Önce arkadaşlarından sipariş alarak yemek yapan, sonra belediyenin hanımeli pazarında yemek yapıp satan, ardından küçük bir dükkanda çeyizinden kalan küçük tencere ve küçük tüp ile yemek üretimini devam ettiren kadın şimdi açtığı yemek fabrikasında 25 kişilik istihdamı ile günlük 2 bin kişiye yemek yapıyor.
Bir hastanede radyoloji memuru olarak çalışırken memleketi Hatay'ın yemeklerini iş arkadaşlarına ikram ederek tattıran Nuriye Akar, bir süre sonra arkadaşlarının ısrarı üzerine ücret karşılığında sipariş almaya başladı. Arkadaşlarından aldığı siparişlerini evde hazırlayarak satan Nuriye Akar (54), memuriyetten emekli olduktan sonra Aksaray Belediyesi tarafından açılan Hanımeli Pazarı ile tanıştı.
Yine belediye tarafından verilen yemek kurslarına katılarak başarıyla tamamladıktan sonra haftada 1 gün semt pazarında tezgah açan Nuriye Akar, Hatay mutfağına ait yemekleri satmaya başladı. 2018 yılından 2022 yılının sonuna kadar Hanımeli Pazarında ürün satan Nuriye Akar, orada edindiği tavsiyeler üzerine küçük bir dükkan tutarak piknik tüpü ve çeyizinde sakladığı tencere ile öğrencilere yemek yapıp satmaya başladı. Bir süre sonra dükkanını büyüten Akar, işini de büyütme kararı aldı.
Organize Sanayi Bölgesinde açtığı yemek fabrikası ile endüstriyel yemek ve tabildot yemek satışına başlayan Nuriye Akar, fabrika bünyesinde 25 kişiyi istihdam ederek günlük 2 bin kişiye yemek yapıyor.
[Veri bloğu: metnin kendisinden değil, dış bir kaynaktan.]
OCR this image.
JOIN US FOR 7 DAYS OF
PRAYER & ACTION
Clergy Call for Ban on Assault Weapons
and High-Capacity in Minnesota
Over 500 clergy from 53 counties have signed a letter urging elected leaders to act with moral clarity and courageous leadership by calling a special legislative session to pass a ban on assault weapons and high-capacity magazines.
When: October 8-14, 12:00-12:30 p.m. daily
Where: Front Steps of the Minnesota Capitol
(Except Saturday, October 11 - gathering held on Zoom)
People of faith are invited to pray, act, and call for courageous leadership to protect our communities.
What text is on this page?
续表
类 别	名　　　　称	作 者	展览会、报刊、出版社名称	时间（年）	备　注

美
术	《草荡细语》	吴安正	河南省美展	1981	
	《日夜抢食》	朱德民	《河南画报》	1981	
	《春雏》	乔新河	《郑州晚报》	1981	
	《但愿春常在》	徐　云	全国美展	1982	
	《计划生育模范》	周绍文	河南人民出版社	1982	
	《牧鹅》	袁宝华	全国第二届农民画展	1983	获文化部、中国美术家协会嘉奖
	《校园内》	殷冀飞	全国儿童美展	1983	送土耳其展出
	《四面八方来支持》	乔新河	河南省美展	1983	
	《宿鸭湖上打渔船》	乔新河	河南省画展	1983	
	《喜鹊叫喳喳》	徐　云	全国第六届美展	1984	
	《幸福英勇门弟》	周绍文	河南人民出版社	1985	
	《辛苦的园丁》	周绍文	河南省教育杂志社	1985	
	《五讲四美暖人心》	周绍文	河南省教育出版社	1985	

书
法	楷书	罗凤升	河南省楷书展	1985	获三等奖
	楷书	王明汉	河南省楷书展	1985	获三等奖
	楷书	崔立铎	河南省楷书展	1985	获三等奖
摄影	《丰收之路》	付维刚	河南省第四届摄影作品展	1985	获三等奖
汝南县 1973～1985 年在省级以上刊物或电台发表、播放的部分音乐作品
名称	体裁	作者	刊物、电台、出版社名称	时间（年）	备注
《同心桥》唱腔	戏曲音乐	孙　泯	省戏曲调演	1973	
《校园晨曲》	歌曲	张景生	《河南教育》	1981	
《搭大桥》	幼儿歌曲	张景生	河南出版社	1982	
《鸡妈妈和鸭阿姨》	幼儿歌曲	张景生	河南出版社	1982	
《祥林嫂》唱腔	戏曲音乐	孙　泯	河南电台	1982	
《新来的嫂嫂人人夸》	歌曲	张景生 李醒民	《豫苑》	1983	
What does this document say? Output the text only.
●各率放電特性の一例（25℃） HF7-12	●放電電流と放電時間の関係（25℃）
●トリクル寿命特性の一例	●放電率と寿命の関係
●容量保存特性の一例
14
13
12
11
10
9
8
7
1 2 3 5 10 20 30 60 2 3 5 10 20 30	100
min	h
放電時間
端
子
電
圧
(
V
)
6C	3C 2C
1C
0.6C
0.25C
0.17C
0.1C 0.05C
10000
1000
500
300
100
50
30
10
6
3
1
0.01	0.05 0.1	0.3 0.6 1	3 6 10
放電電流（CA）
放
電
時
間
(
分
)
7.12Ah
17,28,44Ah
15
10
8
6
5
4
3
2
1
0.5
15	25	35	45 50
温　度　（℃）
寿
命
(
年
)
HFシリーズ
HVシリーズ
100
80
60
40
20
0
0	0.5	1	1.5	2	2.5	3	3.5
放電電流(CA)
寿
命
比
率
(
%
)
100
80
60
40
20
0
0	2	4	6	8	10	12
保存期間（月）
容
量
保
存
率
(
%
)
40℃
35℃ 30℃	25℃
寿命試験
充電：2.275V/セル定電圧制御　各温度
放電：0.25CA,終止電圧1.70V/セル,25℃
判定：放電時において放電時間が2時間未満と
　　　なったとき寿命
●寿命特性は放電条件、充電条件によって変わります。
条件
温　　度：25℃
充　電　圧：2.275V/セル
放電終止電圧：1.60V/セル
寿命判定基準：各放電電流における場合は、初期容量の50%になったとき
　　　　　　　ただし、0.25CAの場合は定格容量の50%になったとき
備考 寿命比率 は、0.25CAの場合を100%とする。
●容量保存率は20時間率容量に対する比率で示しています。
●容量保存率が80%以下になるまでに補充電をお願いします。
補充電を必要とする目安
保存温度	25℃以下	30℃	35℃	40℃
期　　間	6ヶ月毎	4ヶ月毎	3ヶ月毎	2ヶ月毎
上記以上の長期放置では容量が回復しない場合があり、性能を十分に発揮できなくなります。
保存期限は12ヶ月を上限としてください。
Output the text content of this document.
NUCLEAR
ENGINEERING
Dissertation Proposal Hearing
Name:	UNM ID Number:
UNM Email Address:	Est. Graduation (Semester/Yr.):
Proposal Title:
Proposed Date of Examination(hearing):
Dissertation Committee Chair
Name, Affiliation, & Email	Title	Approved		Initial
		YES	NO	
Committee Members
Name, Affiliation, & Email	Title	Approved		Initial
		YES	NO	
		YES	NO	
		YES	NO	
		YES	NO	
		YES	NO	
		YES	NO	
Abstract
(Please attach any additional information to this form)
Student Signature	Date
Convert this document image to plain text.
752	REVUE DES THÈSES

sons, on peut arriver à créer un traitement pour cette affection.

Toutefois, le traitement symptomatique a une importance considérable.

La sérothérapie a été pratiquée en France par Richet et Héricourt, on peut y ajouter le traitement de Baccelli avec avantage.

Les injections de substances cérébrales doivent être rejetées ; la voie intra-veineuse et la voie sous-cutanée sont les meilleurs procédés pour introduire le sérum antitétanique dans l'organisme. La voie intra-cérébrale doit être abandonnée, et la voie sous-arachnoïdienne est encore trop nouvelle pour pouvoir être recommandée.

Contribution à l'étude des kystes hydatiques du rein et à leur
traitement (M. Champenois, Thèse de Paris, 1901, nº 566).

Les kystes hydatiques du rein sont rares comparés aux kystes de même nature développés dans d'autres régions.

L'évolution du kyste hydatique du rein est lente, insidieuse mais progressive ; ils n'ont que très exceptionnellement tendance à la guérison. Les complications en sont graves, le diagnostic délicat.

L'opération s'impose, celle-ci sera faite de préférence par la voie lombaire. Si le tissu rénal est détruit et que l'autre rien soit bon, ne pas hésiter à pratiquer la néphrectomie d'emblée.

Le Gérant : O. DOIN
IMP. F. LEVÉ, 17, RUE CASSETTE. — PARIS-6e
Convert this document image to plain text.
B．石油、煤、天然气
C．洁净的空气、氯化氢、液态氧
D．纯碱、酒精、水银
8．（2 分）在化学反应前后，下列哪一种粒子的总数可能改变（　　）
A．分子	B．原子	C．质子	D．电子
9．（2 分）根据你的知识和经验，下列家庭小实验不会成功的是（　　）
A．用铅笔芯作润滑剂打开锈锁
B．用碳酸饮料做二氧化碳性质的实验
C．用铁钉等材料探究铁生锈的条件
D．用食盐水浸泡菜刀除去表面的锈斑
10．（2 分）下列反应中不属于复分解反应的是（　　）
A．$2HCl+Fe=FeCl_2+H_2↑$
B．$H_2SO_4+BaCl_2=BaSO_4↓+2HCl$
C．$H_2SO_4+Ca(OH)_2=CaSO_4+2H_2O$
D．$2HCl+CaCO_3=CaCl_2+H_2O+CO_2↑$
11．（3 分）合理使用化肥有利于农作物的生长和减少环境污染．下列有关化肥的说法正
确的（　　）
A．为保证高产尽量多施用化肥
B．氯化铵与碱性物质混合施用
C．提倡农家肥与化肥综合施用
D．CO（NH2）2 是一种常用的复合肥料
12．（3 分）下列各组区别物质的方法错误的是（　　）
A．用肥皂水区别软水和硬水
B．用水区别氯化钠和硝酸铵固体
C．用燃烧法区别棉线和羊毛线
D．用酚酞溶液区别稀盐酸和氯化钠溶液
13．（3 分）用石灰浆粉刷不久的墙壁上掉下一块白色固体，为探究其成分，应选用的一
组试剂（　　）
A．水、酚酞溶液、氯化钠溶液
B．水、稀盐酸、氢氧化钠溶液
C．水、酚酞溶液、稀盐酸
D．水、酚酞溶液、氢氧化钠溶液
Alışılagelmiş menülerle yapılan endüstriyel yemek servisinden ayrı hizmet veren Akar, tamamen doğal ürünlerle ev yemekleri yaparak bu servis anlayışını da değiştirdi. Şimdi ise okullar, fabrikalar ve kamu kurumlarına yemek üreten Nuriye Akar, Hanımeli Pazarında emek veren kadınlara da örnek oluyor.
Memurluktan yemek fabrikası serüvenine geçiş sürecini anlatan Nuriye Akar, her şeyin arkadaşlarına olan ikramıyla başladığını söyledi. İkramın ardından iş arkadaşlarından yoğun bir talep aldığını diye getiren Akar, “Devlet memurluğundan emekli oldum. Çalıştığım dönemlerde de sürekli bir şeyler üretiyordum. Memleketim Hatay olduğu için biberli ekmek, içli köfte, humus yapıyordum. Bunları iş yerindeki arkadaşlarıma ikram ederken baktım ki maliyeti çok yüksek olacak. Sonrasında arkadaşlarım da üzüldü ve biz satın alalım dediler. Böyle başladı ufak ufak.
Hiç ticareti bilmezken, yani memur zihniyeti ile baktığımız için sonrasında emekliliğim yakındı ve emekli oldum. Sonra Aksaray Belediyesinin Hanımeli Pazarı açtığını duydum. Oraya müracaat ettim ve 3 aylık kursuna katıldım. Sonra da bana yer verdiler. Orada tezgah açtım ve kendi ürettiğim salça, baharatlar, yöresel ürünlerimi sergiledim. Çok da güzel bir tanıtım oldu ve oranın bana müşteri olarak çok faydası oldu. Sonrasında hanımeli bana yetmez olunca ticareti bilmediğim için önce cesaret edemedim ama küçük bir dükkan kiraladım. Burada çeyizimden kalmış küçük bir tencere, elimdeki tüm paramı da dükkan kirasına verdiğim için tencerem ve küçük tüpüm ile başladım. Küçük tencerem ve küçük tüpüm hala durur, onlar benim uğurum.